Dirty side to clean energy investing
Renewable investments have tripled since 2002, but is quick cash really what the sector needs?
NEW YORK (CNNMoney.com) -- Venture capital is sexy: The glamour of bringing a new business to market, the promise of big returns, the risk of losing it all.
There's no doubt this fast money plays a big role in building the businesses of tomorrow - especially those in the burgeoning alternative energy sector, which has seen funding triple over the past four years.
But venture capital investors often bank on a relatively quick payback, and have high expectations for the firms they back. Those expectations have sparked debate among renewable energy financiers: Is too much venture capital money a bad thing?
Venture capital flowing to renewable energy firms has surged to almost $3 billion last year from just over $1 billion in 2002, according to the data tracking firm Cleantech Venture Network.
"There's just a ton of money trying to invest in companies," said Matt Cheney, head of MMA Renewable Ventures, a San Francisco-based renewable energy finance company.

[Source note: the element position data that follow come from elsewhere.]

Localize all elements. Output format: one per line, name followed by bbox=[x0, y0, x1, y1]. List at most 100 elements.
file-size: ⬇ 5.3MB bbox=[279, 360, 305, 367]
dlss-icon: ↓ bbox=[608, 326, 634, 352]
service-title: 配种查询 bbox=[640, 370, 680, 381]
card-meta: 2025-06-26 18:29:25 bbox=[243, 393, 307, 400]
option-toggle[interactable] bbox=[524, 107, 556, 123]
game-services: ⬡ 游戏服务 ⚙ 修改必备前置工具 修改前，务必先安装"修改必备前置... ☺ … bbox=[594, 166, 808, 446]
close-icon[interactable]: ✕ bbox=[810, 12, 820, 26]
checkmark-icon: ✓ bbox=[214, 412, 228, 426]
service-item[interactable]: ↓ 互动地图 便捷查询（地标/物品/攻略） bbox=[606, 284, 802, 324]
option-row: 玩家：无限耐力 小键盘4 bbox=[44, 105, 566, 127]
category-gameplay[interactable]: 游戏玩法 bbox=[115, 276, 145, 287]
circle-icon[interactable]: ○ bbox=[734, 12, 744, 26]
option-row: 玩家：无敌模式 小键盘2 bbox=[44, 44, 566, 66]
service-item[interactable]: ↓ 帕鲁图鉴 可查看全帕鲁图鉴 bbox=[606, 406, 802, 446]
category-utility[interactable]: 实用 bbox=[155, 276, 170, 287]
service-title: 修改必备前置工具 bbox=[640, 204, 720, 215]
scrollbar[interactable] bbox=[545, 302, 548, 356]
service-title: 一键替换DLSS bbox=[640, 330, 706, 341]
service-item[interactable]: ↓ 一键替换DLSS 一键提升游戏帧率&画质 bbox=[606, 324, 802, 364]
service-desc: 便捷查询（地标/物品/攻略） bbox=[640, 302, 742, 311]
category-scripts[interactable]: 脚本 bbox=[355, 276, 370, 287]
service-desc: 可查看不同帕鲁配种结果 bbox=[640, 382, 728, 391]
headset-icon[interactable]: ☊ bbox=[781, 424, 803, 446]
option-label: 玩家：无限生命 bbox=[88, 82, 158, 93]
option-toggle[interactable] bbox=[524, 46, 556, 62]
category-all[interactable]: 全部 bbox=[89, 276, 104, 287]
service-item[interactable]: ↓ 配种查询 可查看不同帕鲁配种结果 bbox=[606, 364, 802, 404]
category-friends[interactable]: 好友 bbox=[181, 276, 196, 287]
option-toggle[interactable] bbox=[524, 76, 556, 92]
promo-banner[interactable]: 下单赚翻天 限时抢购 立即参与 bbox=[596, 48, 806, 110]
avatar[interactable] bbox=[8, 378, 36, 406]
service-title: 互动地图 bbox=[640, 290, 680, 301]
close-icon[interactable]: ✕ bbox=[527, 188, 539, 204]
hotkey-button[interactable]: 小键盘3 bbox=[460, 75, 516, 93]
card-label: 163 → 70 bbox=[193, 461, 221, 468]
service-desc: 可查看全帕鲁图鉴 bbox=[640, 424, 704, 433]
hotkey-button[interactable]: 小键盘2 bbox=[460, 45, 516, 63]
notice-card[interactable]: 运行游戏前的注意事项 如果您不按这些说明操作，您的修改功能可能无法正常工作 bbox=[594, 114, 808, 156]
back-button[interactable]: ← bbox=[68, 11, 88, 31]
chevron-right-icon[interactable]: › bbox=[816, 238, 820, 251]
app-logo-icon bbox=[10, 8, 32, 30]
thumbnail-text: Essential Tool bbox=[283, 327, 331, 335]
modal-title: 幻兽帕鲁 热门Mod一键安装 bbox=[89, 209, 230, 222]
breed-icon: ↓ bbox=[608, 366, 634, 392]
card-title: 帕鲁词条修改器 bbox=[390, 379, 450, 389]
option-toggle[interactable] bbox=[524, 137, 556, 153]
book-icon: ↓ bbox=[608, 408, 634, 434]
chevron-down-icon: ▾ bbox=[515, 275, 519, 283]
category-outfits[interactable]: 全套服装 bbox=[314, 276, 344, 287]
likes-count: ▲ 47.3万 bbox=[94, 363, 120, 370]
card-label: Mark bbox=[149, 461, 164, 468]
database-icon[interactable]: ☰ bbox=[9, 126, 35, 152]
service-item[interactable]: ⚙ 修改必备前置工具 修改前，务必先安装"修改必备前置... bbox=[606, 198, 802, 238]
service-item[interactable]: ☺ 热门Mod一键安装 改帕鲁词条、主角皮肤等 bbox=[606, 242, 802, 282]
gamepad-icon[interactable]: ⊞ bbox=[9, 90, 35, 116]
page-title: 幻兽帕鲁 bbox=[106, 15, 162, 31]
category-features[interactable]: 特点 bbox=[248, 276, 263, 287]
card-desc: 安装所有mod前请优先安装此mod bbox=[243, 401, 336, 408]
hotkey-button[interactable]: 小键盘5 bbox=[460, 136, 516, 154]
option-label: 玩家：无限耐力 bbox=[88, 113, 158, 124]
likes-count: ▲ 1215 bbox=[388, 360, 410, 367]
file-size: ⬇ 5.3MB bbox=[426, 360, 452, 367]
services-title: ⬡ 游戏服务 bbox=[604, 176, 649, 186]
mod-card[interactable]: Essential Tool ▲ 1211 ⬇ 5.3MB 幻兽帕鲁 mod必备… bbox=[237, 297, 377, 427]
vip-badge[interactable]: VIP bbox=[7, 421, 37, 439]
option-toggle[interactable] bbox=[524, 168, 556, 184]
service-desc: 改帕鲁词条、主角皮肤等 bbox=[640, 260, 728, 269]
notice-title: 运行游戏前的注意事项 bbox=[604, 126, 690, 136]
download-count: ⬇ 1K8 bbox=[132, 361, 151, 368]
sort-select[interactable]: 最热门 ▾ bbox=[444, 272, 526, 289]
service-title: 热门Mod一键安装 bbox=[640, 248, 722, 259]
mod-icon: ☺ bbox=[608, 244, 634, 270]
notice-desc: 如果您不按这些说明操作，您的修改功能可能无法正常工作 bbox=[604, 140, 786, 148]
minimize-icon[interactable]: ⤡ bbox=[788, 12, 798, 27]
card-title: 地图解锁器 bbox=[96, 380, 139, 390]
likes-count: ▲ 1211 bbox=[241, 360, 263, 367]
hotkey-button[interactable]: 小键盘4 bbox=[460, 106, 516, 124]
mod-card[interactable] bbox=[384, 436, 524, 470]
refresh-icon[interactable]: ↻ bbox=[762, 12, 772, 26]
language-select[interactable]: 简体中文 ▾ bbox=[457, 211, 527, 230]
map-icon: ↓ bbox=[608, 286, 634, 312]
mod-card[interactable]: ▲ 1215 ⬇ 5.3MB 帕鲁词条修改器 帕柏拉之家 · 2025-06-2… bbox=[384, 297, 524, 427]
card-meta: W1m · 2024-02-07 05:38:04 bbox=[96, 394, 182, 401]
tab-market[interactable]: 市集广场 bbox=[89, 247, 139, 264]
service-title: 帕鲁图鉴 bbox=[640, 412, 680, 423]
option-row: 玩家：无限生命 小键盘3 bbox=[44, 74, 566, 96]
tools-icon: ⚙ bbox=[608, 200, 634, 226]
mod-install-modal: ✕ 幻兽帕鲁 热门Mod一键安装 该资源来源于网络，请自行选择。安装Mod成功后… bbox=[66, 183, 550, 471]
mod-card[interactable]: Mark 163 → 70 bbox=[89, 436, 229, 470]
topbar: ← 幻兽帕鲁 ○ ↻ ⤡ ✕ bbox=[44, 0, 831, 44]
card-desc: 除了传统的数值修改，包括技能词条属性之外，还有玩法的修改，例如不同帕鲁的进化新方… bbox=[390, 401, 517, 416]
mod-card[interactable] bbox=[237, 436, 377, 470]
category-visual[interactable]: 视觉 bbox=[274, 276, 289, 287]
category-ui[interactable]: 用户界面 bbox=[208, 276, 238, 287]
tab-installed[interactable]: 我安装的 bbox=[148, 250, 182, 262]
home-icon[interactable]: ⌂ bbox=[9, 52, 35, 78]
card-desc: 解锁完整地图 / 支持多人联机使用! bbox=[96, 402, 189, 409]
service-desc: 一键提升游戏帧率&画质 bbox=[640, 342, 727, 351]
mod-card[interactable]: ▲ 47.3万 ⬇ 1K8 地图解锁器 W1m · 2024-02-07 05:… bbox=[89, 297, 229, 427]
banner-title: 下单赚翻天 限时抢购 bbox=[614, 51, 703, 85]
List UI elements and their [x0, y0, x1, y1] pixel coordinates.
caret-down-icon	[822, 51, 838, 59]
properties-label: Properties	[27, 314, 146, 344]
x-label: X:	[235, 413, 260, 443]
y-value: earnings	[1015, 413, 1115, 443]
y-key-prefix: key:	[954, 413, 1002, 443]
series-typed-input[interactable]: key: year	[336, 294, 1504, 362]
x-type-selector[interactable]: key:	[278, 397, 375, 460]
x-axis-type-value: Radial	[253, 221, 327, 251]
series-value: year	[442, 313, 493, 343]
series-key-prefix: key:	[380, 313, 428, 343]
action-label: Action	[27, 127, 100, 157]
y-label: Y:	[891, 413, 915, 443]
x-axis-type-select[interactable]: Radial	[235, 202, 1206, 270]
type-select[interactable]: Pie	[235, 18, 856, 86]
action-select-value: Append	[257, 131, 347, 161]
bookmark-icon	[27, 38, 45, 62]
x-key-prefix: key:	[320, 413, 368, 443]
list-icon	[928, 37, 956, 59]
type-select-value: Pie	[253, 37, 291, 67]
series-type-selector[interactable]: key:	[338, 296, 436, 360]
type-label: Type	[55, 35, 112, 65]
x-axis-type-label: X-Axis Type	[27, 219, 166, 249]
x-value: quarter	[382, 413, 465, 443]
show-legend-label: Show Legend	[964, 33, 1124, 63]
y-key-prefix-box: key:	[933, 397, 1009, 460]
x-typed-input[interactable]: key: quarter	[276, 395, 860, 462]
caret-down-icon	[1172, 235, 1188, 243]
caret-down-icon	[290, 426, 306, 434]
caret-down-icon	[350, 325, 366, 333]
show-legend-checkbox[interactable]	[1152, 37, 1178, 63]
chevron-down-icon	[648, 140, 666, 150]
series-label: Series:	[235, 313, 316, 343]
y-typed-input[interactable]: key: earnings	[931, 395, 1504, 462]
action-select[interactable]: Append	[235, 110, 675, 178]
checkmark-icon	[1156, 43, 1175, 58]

That's good for startups looking for cash, so long as they can become profitable relatively quickly.
The typical time frame for venture capital firms - which provide cash and provide management expertise usually in exchange for part ownership - is three to five years, according to one venture capitalist.
"Money doesn't have a lot of patience in general," said Cheney. "I'd say eight out of 10 of these operations don't go anywhere. And for those eight, it gets pretty ugly."
Second guessing the company's founders, firing people, bringing in hired guns - these are all things a venture capital firm will try to do if they find themselves writing checks for a floundering firm. And if that doesn't work, the salvage sale begins.
"When they (venture capitalists) lose patience, they start destroying value," said Cheney.
The fact that many renewable energy technologies are still years from being commercially successful, combined with what some say is a lack of places to turn for money, leaves many of these companies especially vulnerable.
"Private equity is stepping into a space that commercial banks won't fill and the government hasn't put enough money behind," said Peter Gray, a managing director for energy and natural resources at KPMG Corporate Finance LLC, an independent investment bank. "They're filling a gap that shouldn't exist."
One chief executive at a Canadian renewable energy company, who wouldn't speak on the record because his firm is under a government-mandated quiet period, said Canadian financial rules allowed his company to go public sooner, avoiding the need to raise money through venture capital.
He said the Canadian arrangement was similar to a U.S. company going public with an over-the-counter offering, which avoids the extra scrutiny placed on a firm from an exchange such as the Nasdaq or the New York Stock Exchange, but doesn't carry the negative stigma associated with so-called "pink sheet" stocks.
He said raising money in looser public capital markets was better than turning to venture capital.
"I spent 6 years in venture capital, and I know their tricks," he said, referring to the ownership deals the VCs extract from firms they fund.
While some said the government should play a bigger role in funding start-ups, others cautioned that getting the government too involved is a bad idea.
"The government is horrible at picking technologies that merge science and markets," said Cheney. "It's a special beast that can do all that."
"Venture capital is important because it drives a profit motive," said Rodrigo Prudencio, a partner at Nth power, a San Francisco-based clean energy venture capital firm. He said owners of a startup firm "need to have a company that is profitable and not reliant on government grants."
Prudencio took issue with venture capital being characterized as quick to pull the trigger on a struggling company.
"It's not like we're pounding our fists on the table saying 'we want out money back,'" he said. "We're trying to create value for everybody."
But he did say the sudden interest in the sector had the potential to cause problems.
He cited the ethanol boom as one example, as production of the corn-based fuel has exceeded the actual ability of farmers to grow corn, driving up prices not just for corn but for a variety of food products everywhere.
"If too much money flows in, then you create companies that there isn't the market to support," he said.
A hot investment sector also attracts players who haven't done their research, leaving the door open to spectacular losses that could frighten away other potential backers.
Investor interest in hot sectors, such as renewable energy, "is a great thing," said Cheney, the project financier from MMA Renewables. "We just hope everyone is responsible. We can't afford for [investors] to get beaten up and not be happy. Then they sour [on the sector] and don't want to be in it."